A rheological approach to identify efficient biopolymer producing bacteria

This study investigates the relationship between collective motion and propulsion of bacterial consortia and their biopolymer production efficiency. Rheological tests were conducted for suspensions of two different methanotrophic bacterial consortia obtained after enrichment of sediment samples from mangrove sites in Brazil. We considered the linear viscoelasticity region and analyzed the values of storage and loss moduli as functions of days of cultivation, for different values of the volume fraction. The suspensions' rheological behaviors reflected the bacterial growth stage. We found that the formation of structures over time in some types of consortia can hinder the movement of bacteria in the search for nutrients. The change in complex viscosity of the two consortia followed a different and rich behavior that appears to be closely related to their capacity to capture methane.
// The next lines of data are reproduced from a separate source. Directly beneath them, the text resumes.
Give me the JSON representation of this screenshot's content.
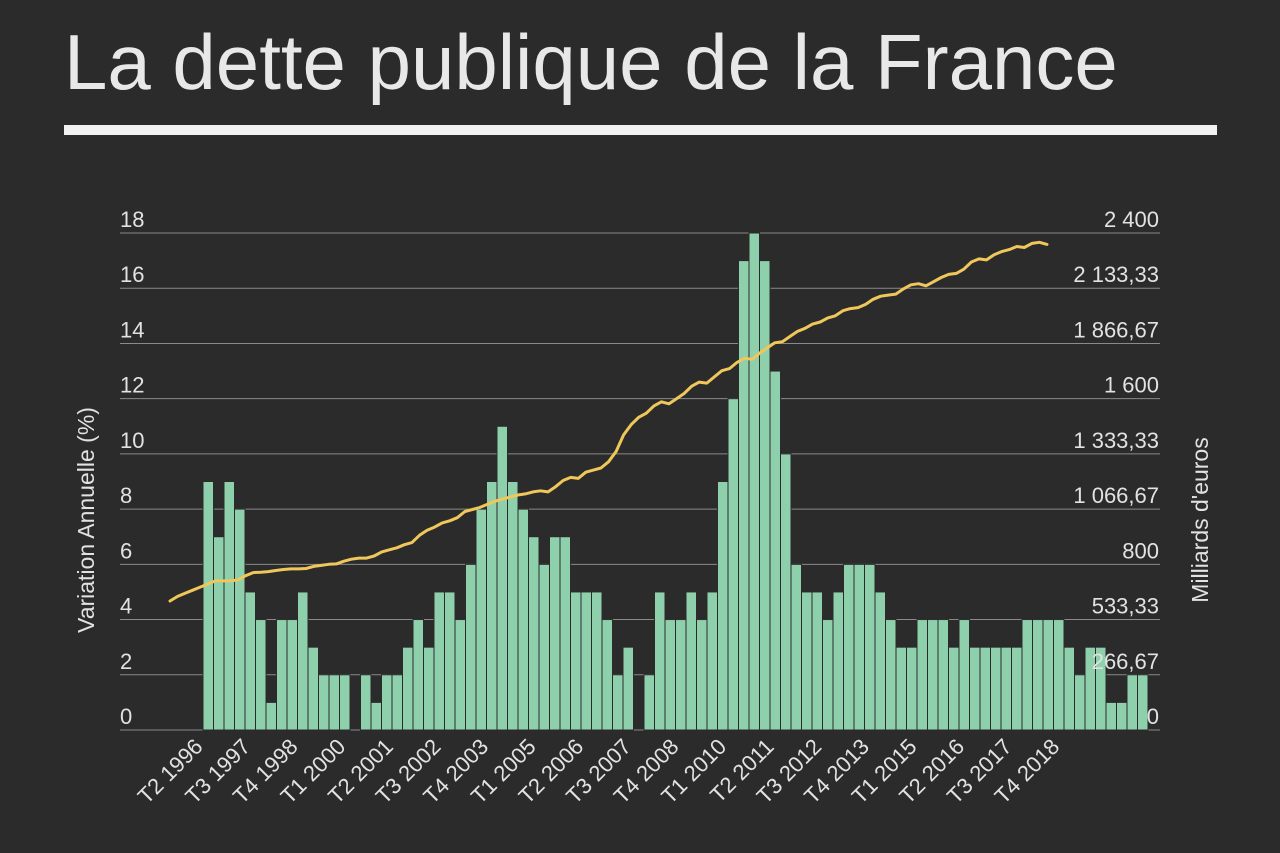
{
  "page": {
    "title": "La dette publique de la France"
  },
  "chart_data": {
    "type": "bar",
    "ylabel": "Variation Annuelle (%)",
    "y2label": "Milliards d'euros",
    "ylim": [
      0,
      18
    ],
    "y2lim": [
      0,
      2400
    ],
    "y_ticks": [
      "0",
      "2",
      "4",
      "6",
      "8",
      "10",
      "12",
      "14",
      "16",
      "18"
    ],
    "y2_ticks": [
      "0",
      "266,67",
      "533,33",
      "800",
      "1 066,67",
      "1 333,33",
      "1 600",
      "1 866,67",
      "2 133,33",
      "2 400"
    ],
    "x_tick_labels": [
      "T2 1996",
      "T3 1997",
      "T4 1998",
      "T1 2000",
      "T2 2001",
      "T3 2002",
      "T4 2003",
      "T1 2005",
      "T2 2006",
      "T3 2007",
      "T4 2008",
      "T1 2010",
      "T2 2011",
      "T3 2012",
      "T4 2013",
      "T1 2015",
      "T2 2016",
      "T3 2017",
      "T4 2018"
    ],
    "grid": true,
    "colors": {
      "bars": "#8fd0ac",
      "line": "#f0c75a",
      "grid": "#8a8a8a"
    },
    "series": [
      {
        "type": "bar",
        "axis": "left",
        "values": [
          9,
          7,
          9,
          8,
          5,
          4,
          1,
          4,
          4,
          5,
          3,
          2,
          2,
          2,
          0,
          2,
          1,
          2,
          2,
          3,
          4,
          3,
          5,
          5,
          4,
          6,
          8,
          9,
          11,
          9,
          8,
          7,
          6,
          7,
          7,
          5,
          5,
          5,
          4,
          2,
          3,
          0,
          2,
          5,
          4,
          4,
          5,
          4,
          5,
          9,
          12,
          17,
          18,
          17,
          13,
          10,
          6,
          5,
          5,
          4,
          5,
          6,
          6,
          6,
          5,
          4,
          3,
          3,
          4,
          4,
          4,
          3,
          4,
          3,
          3,
          3,
          3,
          3,
          4,
          4,
          4,
          4,
          3,
          2,
          3,
          3,
          1,
          1,
          2,
          2
        ]
      },
      {
        "type": "line",
        "axis": "right",
        "values": [
          623,
          645,
          660,
          675,
          690,
          705,
          720,
          720,
          720,
          725,
          745,
          760,
          762,
          765,
          770,
          775,
          778,
          778,
          780,
          790,
          795,
          800,
          802,
          815,
          825,
          830,
          830,
          840,
          860,
          870,
          880,
          895,
          905,
          940,
          965,
          980,
          1000,
          1010,
          1025,
          1055,
          1065,
          1075,
          1090,
          1105,
          1115,
          1125,
          1135,
          1140,
          1150,
          1155,
          1150,
          1175,
          1205,
          1220,
          1215,
          1245,
          1255,
          1265,
          1295,
          1345,
          1425,
          1475,
          1510,
          1530,
          1565,
          1585,
          1575,
          1600,
          1625,
          1660,
          1680,
          1675,
          1705,
          1735,
          1745,
          1775,
          1795,
          1790,
          1820,
          1845,
          1870,
          1875,
          1900,
          1925,
          1940,
          1960,
          1970,
          1990,
          2000,
          2025,
          2035,
          2040,
          2055,
          2080,
          2095,
          2100,
          2105,
          2130,
          2150,
          2155,
          2145,
          2165,
          2185,
          2200,
          2205,
          2225,
          2260,
          2275,
          2270,
          2295,
          2310,
          2320,
          2335,
          2330,
          2350,
          2355,
          2345
        ]
      }
    ]
  }
}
Our analysis showed a possible correlation between collective motion, viscosity reduction, and biopolymer production. The pieces of evidence from this study suggest that the efficiency of bacterial motion is directly related to biopolymer production, and this could facilitate the process of identifying the best consortium of biopolymer producing bacteria. A novel analysis using rheological characterization is conducted in this study using two different consortia of biopolymer producing bacteria. Malvar and coworkers' findings support the idea that consortia formed by bacteria with better propulsion efficiency or those in which the forming bacteria interact constructively, that is, generating a negative stresslet strength, may favor PHB accumulation. By using this strategy, consortia capable of efficiently produce a biopolymer is identified.